Towards effective strategies for monolingual and bilingual information retrieval: Lessons learned from NTCIR-4

  • Authors:
  • Yan Qu;David A. Hull;Gregory Grefenstette;David A. Evans;Motoko Ishikawa;Setsuko Nara;Toshiya Ueda;Daisuke Noda;Kousaku Arita;Yuki Funakoshi;Hiroshi Matsuda

  • Affiliations:
  • Clairvoyance Corporation, Pittsburgh, PA;Clairvoyance Corporation, Pittsburgh, PA;Clairvoyance Corporation, Pittsburgh, PA;Clairvoyance Corporation, Pittsburgh, PA;Justsystem Corporation, Tokushima-city, Japan;Justsystem Corporation, Tokushima-city, Japan;Justsystem Corporation, Tokushima-city, Japan;Justsystem Corporation, Tokushima-city, Japan;Justsystem Corporation, Tokushima-city, Japan;Justsystem Corporation, Tokushima-city, Japan;Justsystem Corporation, Tokushima-city, Japan

  • Venue:
  • ACM Transactions on Asian Language Information Processing (TALIP)
  • Year:
  • 2005

Quantified Score

Hi-index 0.00

Visualization

Abstract

At the NTCIR-4 workshop, Justsystem Corporation (JSC) and Clairvoyance Corporation (CC) collaborated in the cross-language retrieval task (CLIR).

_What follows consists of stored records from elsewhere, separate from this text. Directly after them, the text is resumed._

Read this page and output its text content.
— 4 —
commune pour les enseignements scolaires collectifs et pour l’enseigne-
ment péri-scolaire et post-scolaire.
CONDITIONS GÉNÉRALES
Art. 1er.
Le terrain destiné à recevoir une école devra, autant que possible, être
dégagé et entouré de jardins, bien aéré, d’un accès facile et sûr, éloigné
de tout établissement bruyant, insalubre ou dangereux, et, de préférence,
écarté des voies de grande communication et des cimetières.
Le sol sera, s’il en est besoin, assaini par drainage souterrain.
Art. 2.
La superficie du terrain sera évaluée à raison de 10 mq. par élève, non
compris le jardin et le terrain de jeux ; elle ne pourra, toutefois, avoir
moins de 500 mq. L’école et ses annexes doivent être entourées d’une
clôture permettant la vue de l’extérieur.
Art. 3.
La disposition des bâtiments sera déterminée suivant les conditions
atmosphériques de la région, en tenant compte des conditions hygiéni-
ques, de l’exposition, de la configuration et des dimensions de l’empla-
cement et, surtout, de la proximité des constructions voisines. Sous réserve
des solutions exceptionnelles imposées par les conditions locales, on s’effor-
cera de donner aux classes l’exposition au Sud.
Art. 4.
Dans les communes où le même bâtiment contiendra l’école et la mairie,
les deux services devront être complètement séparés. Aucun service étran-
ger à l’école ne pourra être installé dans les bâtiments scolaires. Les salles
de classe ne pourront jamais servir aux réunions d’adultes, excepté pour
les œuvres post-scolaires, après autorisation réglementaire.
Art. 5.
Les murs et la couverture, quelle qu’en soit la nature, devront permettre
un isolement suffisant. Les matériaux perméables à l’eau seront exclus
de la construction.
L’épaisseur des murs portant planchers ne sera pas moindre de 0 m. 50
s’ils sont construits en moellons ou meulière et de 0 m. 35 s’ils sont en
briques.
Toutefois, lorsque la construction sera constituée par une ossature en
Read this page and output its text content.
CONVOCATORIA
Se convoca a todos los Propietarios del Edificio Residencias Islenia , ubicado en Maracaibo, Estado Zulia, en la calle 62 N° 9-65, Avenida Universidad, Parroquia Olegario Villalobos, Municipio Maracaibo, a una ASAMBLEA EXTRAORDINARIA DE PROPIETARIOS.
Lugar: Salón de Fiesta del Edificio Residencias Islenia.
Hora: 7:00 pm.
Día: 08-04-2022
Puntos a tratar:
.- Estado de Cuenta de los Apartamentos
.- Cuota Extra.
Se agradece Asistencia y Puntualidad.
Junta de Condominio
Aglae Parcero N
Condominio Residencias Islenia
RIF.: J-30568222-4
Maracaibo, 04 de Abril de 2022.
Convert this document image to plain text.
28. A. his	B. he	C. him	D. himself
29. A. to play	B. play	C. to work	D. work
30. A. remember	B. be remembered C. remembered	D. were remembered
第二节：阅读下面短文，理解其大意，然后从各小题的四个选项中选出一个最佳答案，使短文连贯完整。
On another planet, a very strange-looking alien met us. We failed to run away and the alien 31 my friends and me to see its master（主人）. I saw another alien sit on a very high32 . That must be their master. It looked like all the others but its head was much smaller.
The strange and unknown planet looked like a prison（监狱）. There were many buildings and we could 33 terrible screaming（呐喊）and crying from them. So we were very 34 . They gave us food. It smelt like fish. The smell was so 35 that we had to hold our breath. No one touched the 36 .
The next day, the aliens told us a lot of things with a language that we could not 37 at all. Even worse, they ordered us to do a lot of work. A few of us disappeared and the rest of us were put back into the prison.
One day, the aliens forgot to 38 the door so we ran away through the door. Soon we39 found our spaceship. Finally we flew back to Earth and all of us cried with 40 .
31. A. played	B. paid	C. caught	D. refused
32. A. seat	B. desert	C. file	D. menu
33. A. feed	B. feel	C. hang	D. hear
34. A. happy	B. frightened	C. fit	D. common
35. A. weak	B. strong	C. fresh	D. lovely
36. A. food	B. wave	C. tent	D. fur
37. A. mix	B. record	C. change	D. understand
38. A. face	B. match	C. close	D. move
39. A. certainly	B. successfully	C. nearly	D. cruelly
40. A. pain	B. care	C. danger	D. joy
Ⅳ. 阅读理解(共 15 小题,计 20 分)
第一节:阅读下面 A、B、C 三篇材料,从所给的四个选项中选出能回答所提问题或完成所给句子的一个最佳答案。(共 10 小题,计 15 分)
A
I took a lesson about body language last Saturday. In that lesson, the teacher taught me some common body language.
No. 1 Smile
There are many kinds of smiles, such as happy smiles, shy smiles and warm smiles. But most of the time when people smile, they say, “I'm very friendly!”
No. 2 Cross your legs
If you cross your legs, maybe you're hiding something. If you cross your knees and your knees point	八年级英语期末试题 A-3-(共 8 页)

Our goal was to evaluate the performance and robustness of our recently developed commercial-grade CLIR systems for English and Asian languages. The main contribution of this article is the investigation of different strategies, their interactions in both monolingual and bilingual retrieval tasks, and their respective contributions to operational retrieval systems in the context of NTCIR-4. We report results of Japanese and English monolingual retrieval and results of Japanese-to-English bilingual retrieval. In monolingual retrieval analysis, we examine two special properties of the NTCIR experimental design (two levels of relevance and identical queries in multiple languages) and explore how they interact with strategies of our retrieval system, including pseudo-relevance feedback, multi-word term down-weighting, and term weight merging strategies. Our analysis shows that the choice of language (English or Japanese) does not have a significant impact on retrieval performance. Query expansion is slightly more effective with relaxed judgments than with rigid judgments. For better retrieval performance, weights of multi-word terms should be lowered. In the bilingual retrieval analysis, we aim to identify robust strategies that are effective when used alone and when used in combination with other strategies. We examine cross-lingual specific strategies such as translation disambiguation and translation structuring, as well as general strategies such as pseudo-relevance feedback and multi-word term down-weighting. For shorter title topics, pseudo-relevance feedback is a major performance enhancer, but translation structuring affects retrieval performance negatively when used alone or in combination with other strategies. All experimented strategies improve retrieval performance for the longer description topics, with pseudo-relevance feedback and translation structuring as the major contributors.